"Not good enough."

That was the pointed response from Vermont Senator Bernie Sanders when asked for his take on Hillary Clinton's defense of her approach to Wall Street. 

Delivered in his practiced, staccato rhythm, the line landed hard at this weekend's Democratic presidential debate, held in Iowa and hosted by CBS. It was one of the most contentious moments during an event that saw Sanders and Clinton clash several times.

He continued, "Here's the story. Let's not be naïve about it. Why over her political career has Wall Street been the major campaign contributor to Hillary Clinton? Maybe they're dumb and they don't know what they're going to get, but I don't think so."

Sanders was of course implying that Clinton is in the pocket of Wall Street interests and that the finance sector comprises savvy investors who know what they're getting for their money when they donate to Clinton's campaigns. Citigroup, Goldman Sachs, JP Morgan Chase and Morgan Stanley are four of the top five corporate donors to Clinton's campaigns over the course of her political career, according to OpenSecrets.org, a research group that tracks money in politics.

Clinton made headlines with her defense of the charge: 

"So, I represented New York, and I represented New York on 9/11, when we were attacked. Where were we attacked? We were attacked in downtown Manhattan, where Wall Street is. I did spend a whole lot of time and effort helping them rebuild. That was good for New York. It was good for the economy, and it was a way to rebuke the terrorists who had attacked our country."

Both Democratic and Republican rivals pounced on the moment, accusing Clinton of exploiting the 9/11 attacks to defend her connections to Wall Street. 

But those on Wall Street should ignore that scuffle for now and pay more attention to the rest of Clinton's tough talk about the finance industry. 

In a passionate response to the concept that bankers will run a Hillary Clinton White House, she laid out her plan to take on Wall Street: "I want to go further than that," she said, "that" being to reinstate the Glass-Steagall act, which separates commercial banking firms from investment banking firms, a favorite policy position of both Sanders and former Maryland Governor Martin O'Malley, the second remaining challenger for the Democratic nomination. She pointed instead to what she called "the shadow banking industry," i.e. hedge funds, a favorite target of both the right and the left in the campaign so far.

Clinton went on to say that "it's pretty clear" Wall Street knows she will up regulations. She pointed to billionaire hedge fund managers running ad campaigns against her through a super PAC.

In a proposal on banking reform laid out in October, she pledged to impose a risk fee on large financial institutions, close the Volcker Rule's hedge fund loophole (which allows banks to make risky trading bets through hedge funds), make financial executives accountable and impose a tax on high-frequency trading, among other things. She has also said that she will "implement fully and effectively Dodd-Frank," the banking regulation law passed in response to the 2008 financial crisis.
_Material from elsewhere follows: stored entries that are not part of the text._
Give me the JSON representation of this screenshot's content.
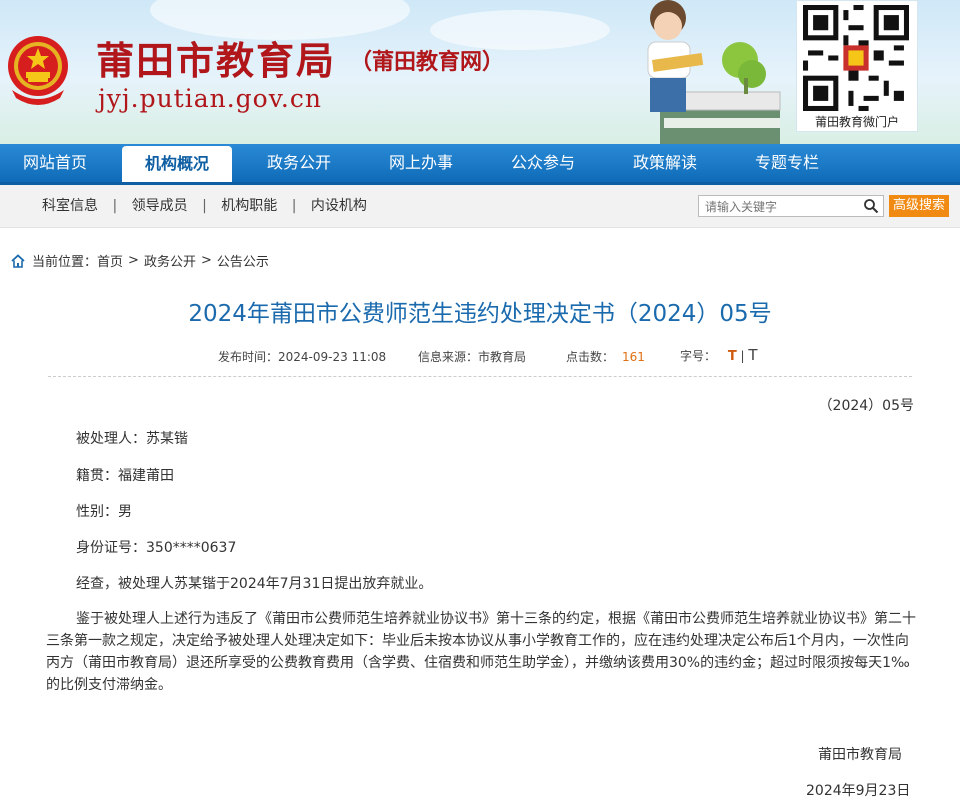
{
  "header": {
    "title": "莆田市教育局",
    "subtitle": "（莆田教育网）",
    "domain": "jyj.putian.gov.cn",
    "qr_caption": "莆田教育微门户"
  },
  "nav": {
    "items": [
      "网站首页",
      "机构概况",
      "政务公开",
      "网上办事",
      "公众参与",
      "政策解读",
      "专题专栏"
    ],
    "active_index": 1
  },
  "subnav": {
    "items": [
      "科室信息",
      "领导成员",
      "机构职能",
      "内设机构"
    ],
    "separator": "|",
    "search_placeholder": "请输入关键字",
    "advanced_search": "高级搜索"
  },
  "breadcrumb": {
    "label": "当前位置：",
    "items": [
      "首页",
      "政务公开",
      "公告公示"
    ],
    "separator": ">"
  },
  "article": {
    "title": "2024年莆田市公费师范生违约处理决定书（2024）05号",
    "publish_label": "发布时间：",
    "publish_time": "2024-09-23 11:08",
    "source_label": "信息来源：",
    "source": "市教育局",
    "hits_label": "点击数：",
    "hits": "161",
    "font_label": "字号：",
    "font_big": "T",
    "font_sep": "|",
    "font_small": "T",
    "doc_number": "（2024）05号",
    "fields": [
      "被处理人：苏某锴",
      "籍贯：福建莆田",
      "性别：男",
      "身份证号：350****0637",
      "经查，被处理人苏某锴于2024年7月31日提出放弃就业。"
    ],
    "decision": "鉴于被处理人上述行为违反了《莆田市公费师范生培养就业协议书》第十三条的约定，根据《莆田市公费师范生培养就业协议书》第二十三条第一款之规定，决定给予被处理人处理决定如下：毕业后未按本协议从事小学教育工作的，应在违约处理决定公布后1个月内，一次性向丙方（莆田市教育局）退还所享受的公费教育费用（含学费、住宿费和师范生助学金），并缴纳该费用30%的违约金；超过时限须按每天1‰的比例支付滞纳金。",
    "signature": "莆田市教育局",
    "date": "2024年9月23日"
  },
  "colors": {
    "nav_blue": "#1676c6",
    "title_blue": "#1a6aad",
    "brand_red": "#b0161a",
    "accent_orange": "#f08a12"
  }
}
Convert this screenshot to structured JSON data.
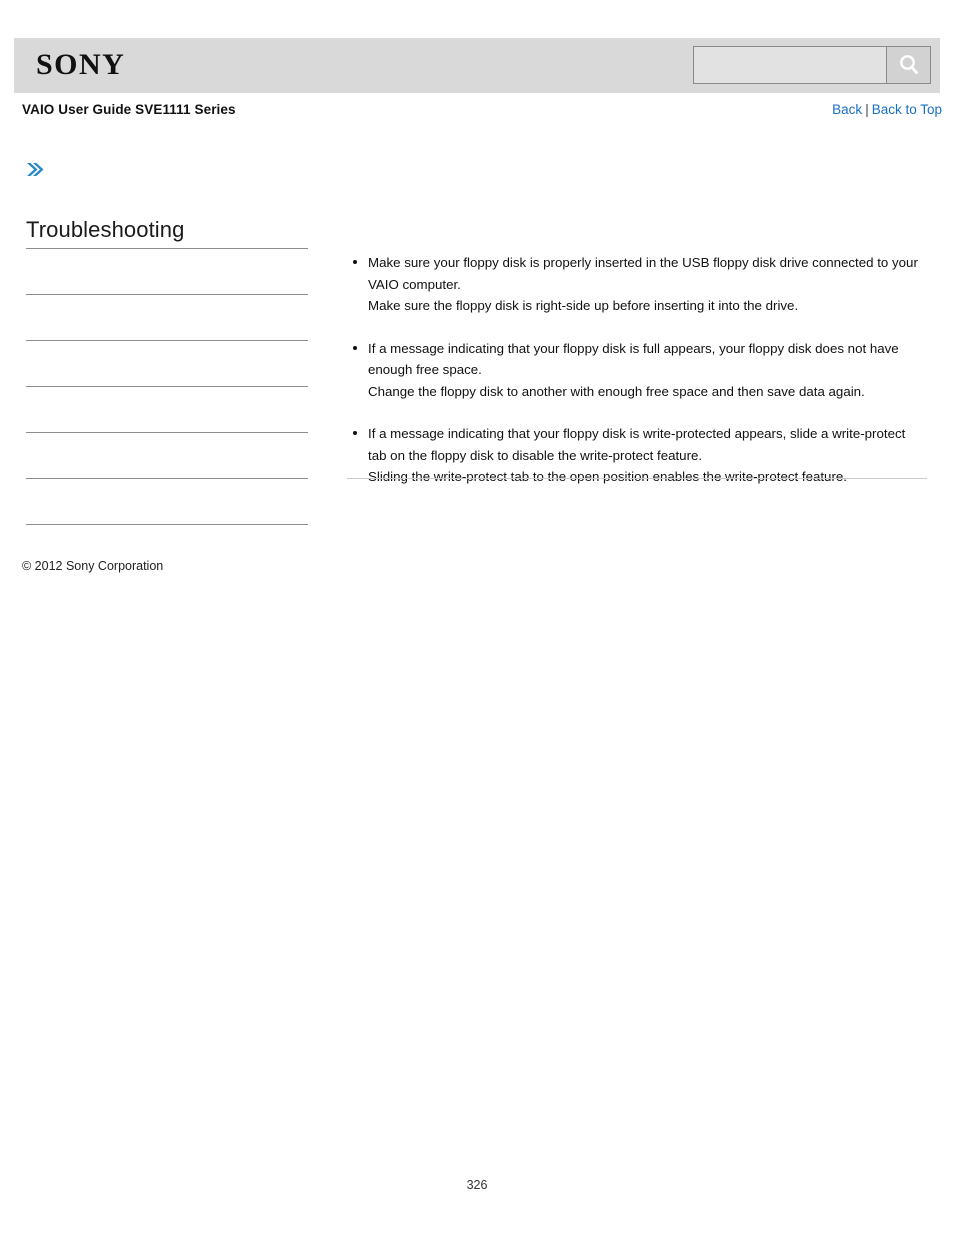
{
  "header": {
    "logo_text": "SONY",
    "search": {
      "value": "",
      "placeholder": "",
      "icon": "search-icon",
      "button_title": "Search"
    }
  },
  "subheader": {
    "guide_title": "VAIO User Guide SVE1111 Series",
    "links": {
      "back": "Back",
      "separator": "|",
      "back_to_top": "Back to Top"
    }
  },
  "breadcrumb_icon": "double-chevron-right-icon",
  "sidebar": {
    "title": "Troubleshooting",
    "entries": [
      "",
      "",
      "",
      "",
      "",
      ""
    ]
  },
  "main": {
    "bullets": [
      {
        "lines": [
          "Make sure your floppy disk is properly inserted in the USB floppy disk drive connected to your VAIO computer.",
          "Make sure the floppy disk is right-side up before inserting it into the drive."
        ]
      },
      {
        "lines": [
          "If a message indicating that your floppy disk is full appears, your floppy disk does not have enough free space.",
          "Change the floppy disk to another with enough free space and then save data again."
        ]
      },
      {
        "lines": [
          "If a message indicating that your floppy disk is write-protected appears, slide a write-protect tab on the floppy disk to disable the write-protect feature.",
          "Sliding the write-protect tab to the open position enables the write-protect feature."
        ]
      }
    ]
  },
  "footer": {
    "copyright": "© 2012 Sony Corporation",
    "page_number": "326"
  },
  "colors": {
    "header_band": "#d9d9d9",
    "link_blue": "#1a6fc4",
    "chevron_blue": "#2b8bc8",
    "rule_gray": "#8e8e8e",
    "content_rule_gray": "#cccccc"
  }
}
"I have a plan to build out the progress we've made under President Obama and do just that," she said in a statement at the time. "We can't go back to the days when Wall Street could write its own rules."

Sanders wasn't alone in criticizing this explanation. O'Malley called her approach to the banking industry "weak tea" and said, "We need to stop taking our advice from economists on Wall Street."

The Daily Beast and ProPublica pointed out recently that Clinton's record with Wall Street is mixed. Throughout her time in the senate, she did try to push reform. Before the financial crisis, she asked bankers to suspend foreclosures and freeze interest rates on adjustable subprime mortgages in 2007. She also introduced legislation to curb executive compensation and denounced a tax break for hedge fund and private equity executives.

But, in 2008, she voted in favor of the Troubled Asset Relief Program (TARP), a $700 billion bank stabilization plan and essentially a Wall Street bailout (Sanders voted no). Of course, many would argue that TARP helped save the U.S. from a complete financial collapse and a second Great Depression.

Regardless of record, rhetoric, and attack ads by hedge funders, big banks are still coming out to support Clinton. In the third quarter of 2015, Federal Election Commission data compiled by the Center for Responsive Politics shows her campaign received about $5.9 million from Wall Street.

Clinton defended the donations, saying it was simply a message from donors saying, "I like you. I want to support you."

Sanders, on the other hand, pointed out at the debate that he doesn't have a super PAC and doesn't generally get big donations, keeping him out of the influence of a sector of the economy that he doesn't seem to particularly respect.

"The business model of Wall Street is fraud," he said.

This article is commentary by an independent contributor. At the time of publication, the author held no positions in the stocks mentioned.